Guinée-Bissau : La BM plaide pour des investissements dans l’agro-logistique

La Banque mondiale estime que le renforcement de la chaîne agro-logistique constitue un levier essentiel pour améliorer la compétitivité de l’agriculture en Guinée-Bissau. Dans un rapport intitulé Guinea-Bissau’s Agrologistics Performance, l’institution souligne que des investissements ciblés dans les infrastructures et les services logistiques pourraient générer près de 30 millions de dollars de gains d’efficacité chaque année, notamment dans les filières de la noix de cajou et du riz.

Pilier de l’économie bissau-guinéenne, l’agriculture représente entre 30 % et 50 % du produit intérieur brut (PIB) et assure les moyens de subsistance d’environ 85 % de la population. Malgré ce rôle stratégique, le secteur demeure confronté à une faible productivité, une faible création de valeur et une forte exposition aux effets des changements climatiques.

Le rapport met en évidence les nombreuses faiblesses de la chaîne agro-logistique, qui alourdissent les coûts de production et réduisent la rentabilité des exploitations. Les pertes après récolte sont évaluées entre 15 % et 25 %, tandis que les dépenses liées au transport et à la manutention peuvent atteindre jusqu’à 40 % des coûts supportés entre les exploitations agricoles et le port.

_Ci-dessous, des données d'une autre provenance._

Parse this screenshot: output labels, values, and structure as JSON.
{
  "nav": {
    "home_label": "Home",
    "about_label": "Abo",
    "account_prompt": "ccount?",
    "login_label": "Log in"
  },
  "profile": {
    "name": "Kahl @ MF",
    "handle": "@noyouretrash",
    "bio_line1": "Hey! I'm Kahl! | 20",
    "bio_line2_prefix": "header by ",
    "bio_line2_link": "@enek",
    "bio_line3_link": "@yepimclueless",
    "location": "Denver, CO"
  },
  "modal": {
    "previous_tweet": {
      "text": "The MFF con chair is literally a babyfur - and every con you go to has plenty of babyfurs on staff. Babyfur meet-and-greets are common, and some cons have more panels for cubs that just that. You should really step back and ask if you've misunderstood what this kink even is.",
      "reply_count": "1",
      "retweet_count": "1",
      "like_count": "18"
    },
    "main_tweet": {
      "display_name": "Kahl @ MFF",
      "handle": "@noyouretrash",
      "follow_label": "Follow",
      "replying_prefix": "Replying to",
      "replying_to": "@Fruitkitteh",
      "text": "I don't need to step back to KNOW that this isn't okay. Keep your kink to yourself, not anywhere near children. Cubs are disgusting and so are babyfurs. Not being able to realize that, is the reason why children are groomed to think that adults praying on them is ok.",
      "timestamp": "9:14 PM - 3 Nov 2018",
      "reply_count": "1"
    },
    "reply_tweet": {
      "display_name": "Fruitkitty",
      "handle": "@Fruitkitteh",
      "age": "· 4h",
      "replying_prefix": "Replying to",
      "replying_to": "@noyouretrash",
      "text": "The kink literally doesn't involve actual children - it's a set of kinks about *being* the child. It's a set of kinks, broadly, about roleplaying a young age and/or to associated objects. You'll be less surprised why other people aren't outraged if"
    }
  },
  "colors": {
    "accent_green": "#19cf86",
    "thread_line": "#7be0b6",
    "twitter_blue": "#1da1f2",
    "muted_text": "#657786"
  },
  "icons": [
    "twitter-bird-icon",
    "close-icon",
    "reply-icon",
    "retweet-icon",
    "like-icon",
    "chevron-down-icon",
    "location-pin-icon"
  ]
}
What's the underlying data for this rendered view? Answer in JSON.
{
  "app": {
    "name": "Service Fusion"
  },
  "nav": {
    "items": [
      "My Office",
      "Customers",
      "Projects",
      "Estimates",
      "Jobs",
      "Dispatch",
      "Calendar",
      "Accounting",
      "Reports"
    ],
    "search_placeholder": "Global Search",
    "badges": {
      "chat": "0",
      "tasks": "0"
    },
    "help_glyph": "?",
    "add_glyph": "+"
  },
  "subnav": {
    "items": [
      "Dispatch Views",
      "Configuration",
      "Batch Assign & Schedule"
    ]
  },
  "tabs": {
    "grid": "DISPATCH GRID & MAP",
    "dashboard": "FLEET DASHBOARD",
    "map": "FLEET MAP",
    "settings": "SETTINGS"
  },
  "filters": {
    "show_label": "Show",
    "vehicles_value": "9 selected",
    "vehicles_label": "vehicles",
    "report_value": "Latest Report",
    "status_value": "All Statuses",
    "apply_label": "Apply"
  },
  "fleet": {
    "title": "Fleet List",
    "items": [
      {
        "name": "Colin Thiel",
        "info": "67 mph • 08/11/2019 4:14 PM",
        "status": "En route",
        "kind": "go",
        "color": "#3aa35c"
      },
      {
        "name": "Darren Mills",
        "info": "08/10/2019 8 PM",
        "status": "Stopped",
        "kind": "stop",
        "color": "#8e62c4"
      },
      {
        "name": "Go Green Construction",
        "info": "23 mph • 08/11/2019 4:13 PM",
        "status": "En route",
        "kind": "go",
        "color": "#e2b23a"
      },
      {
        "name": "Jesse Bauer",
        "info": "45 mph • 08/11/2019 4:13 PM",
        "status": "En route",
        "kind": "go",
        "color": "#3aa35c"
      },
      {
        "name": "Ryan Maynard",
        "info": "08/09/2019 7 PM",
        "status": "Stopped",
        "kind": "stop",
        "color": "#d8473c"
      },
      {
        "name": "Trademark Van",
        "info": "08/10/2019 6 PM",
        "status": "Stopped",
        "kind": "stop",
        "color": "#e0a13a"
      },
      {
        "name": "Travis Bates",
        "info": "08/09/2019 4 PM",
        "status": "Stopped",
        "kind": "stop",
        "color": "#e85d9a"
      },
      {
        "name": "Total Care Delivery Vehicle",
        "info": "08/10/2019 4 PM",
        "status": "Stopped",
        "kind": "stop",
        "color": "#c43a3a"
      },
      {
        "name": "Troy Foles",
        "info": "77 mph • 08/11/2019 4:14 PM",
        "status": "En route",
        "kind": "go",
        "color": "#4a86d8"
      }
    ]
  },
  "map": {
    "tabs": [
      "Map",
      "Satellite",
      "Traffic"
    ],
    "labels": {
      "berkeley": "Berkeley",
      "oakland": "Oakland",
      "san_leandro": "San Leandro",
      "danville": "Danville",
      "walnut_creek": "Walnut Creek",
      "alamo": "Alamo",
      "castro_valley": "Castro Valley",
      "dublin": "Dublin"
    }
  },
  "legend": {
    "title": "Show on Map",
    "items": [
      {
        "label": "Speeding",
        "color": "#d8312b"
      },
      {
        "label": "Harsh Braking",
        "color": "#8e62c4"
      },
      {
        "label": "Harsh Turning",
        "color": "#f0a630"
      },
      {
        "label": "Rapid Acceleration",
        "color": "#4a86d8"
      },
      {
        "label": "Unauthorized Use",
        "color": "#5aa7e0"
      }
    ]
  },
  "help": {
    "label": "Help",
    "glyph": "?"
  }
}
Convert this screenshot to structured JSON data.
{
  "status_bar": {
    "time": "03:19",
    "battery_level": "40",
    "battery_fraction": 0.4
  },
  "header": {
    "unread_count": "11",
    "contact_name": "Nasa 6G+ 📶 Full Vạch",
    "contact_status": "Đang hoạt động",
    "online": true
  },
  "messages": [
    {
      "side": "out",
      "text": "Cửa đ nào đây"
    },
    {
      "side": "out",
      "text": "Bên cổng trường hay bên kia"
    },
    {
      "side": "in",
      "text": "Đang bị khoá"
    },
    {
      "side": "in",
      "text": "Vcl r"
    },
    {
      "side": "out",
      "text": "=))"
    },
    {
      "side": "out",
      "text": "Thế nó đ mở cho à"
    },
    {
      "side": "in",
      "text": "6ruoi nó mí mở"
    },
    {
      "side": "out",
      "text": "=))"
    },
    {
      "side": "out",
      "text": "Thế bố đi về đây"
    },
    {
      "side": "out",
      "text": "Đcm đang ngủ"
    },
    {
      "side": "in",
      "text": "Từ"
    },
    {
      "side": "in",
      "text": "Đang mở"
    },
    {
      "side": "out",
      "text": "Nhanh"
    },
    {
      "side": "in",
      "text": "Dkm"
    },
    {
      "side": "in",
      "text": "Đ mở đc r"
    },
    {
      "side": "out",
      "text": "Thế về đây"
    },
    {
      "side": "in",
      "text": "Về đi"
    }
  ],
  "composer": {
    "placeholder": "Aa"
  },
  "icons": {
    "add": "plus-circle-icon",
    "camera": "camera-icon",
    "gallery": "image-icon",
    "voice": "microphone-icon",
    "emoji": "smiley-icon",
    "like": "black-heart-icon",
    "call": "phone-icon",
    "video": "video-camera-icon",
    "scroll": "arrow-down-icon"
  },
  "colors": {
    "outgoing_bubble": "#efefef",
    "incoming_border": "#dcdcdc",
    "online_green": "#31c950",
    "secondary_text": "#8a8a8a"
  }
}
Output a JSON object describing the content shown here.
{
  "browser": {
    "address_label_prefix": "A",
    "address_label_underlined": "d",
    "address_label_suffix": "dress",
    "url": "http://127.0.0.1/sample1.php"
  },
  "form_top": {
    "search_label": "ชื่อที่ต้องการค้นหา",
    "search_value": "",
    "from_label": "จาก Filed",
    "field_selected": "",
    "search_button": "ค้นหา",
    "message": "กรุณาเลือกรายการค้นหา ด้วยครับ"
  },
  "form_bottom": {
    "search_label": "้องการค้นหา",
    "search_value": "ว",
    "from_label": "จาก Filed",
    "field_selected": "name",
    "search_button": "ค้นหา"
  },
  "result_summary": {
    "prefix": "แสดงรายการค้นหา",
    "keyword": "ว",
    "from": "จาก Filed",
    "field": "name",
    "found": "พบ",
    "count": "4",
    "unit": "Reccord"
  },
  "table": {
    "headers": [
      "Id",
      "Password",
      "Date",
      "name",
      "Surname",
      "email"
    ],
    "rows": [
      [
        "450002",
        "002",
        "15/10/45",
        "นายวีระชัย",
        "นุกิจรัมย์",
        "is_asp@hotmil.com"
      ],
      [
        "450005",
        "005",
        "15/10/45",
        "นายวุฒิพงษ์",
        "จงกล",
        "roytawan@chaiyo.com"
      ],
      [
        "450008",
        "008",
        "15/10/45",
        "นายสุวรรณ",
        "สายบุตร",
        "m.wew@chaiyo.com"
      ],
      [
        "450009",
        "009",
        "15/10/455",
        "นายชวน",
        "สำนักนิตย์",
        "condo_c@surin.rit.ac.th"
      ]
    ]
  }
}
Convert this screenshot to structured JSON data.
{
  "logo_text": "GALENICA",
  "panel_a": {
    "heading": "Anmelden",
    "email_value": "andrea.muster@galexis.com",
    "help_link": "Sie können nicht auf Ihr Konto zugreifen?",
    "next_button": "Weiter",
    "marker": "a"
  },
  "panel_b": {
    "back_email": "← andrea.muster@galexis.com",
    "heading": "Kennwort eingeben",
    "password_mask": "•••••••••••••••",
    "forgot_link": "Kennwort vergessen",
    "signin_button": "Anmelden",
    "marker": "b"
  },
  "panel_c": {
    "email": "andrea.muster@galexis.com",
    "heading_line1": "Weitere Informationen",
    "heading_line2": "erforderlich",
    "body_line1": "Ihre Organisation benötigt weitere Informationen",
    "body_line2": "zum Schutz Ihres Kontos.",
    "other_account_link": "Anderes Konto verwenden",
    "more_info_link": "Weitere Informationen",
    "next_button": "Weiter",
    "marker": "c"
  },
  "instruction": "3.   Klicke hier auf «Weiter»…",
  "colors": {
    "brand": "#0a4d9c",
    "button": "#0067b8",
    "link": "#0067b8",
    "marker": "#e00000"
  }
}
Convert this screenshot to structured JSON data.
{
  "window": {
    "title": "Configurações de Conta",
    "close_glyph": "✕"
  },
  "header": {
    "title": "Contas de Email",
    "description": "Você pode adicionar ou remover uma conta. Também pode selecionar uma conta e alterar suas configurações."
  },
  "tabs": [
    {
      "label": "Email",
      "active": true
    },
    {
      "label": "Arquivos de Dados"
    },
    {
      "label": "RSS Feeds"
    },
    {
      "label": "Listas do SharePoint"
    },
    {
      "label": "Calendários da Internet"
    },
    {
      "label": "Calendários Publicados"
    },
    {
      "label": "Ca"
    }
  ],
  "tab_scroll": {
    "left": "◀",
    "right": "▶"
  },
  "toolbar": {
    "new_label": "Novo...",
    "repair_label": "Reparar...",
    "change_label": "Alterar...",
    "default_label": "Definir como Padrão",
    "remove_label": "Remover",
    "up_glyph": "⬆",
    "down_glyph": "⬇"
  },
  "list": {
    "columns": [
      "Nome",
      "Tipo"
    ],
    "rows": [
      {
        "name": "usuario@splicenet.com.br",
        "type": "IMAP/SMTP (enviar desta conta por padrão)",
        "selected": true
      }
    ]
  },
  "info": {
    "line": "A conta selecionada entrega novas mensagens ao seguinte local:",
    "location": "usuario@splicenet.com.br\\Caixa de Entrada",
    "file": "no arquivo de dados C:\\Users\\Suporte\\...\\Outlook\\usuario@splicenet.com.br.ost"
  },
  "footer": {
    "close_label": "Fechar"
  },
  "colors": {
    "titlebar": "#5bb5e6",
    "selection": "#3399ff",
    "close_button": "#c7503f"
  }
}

La Banque mondiale pointe également plusieurs obstacles structurels, parmi lesquels un réseau routier dont près de 70 % des axes ne sont pas revêtus, l’absence quasi totale d’infrastructures de chaîne du froid, un recours encore limité aux solutions logistiques numériques et un parc de transport vieillissant, dominé par le secteur informel.

Ces insuffisances entraînent des délais d’acheminement plus longs et des coûts logistiques particulièrement élevés, notamment durant la saison des pluies, lorsque l’état des routes complique l’accès aux zones de production. L’institution relève également la lenteur des procédures commerciales, qui pèse sur les échanges.

Pour remédier à ces difficultés, la Banque mondiale recommande d’accélérer la réhabilitation des infrastructures routières, de développer des capacités de stockage sécurisées au niveau des exploitations et de renforcer la coordination entre les ministères de l’Agriculture, des Transports et des Finances. Selon elle, ces réformes contribueraient à accroître la compétitivité du secteur agricole tout en réduisant la pauvreté rurale, qui touche 67 % de la population.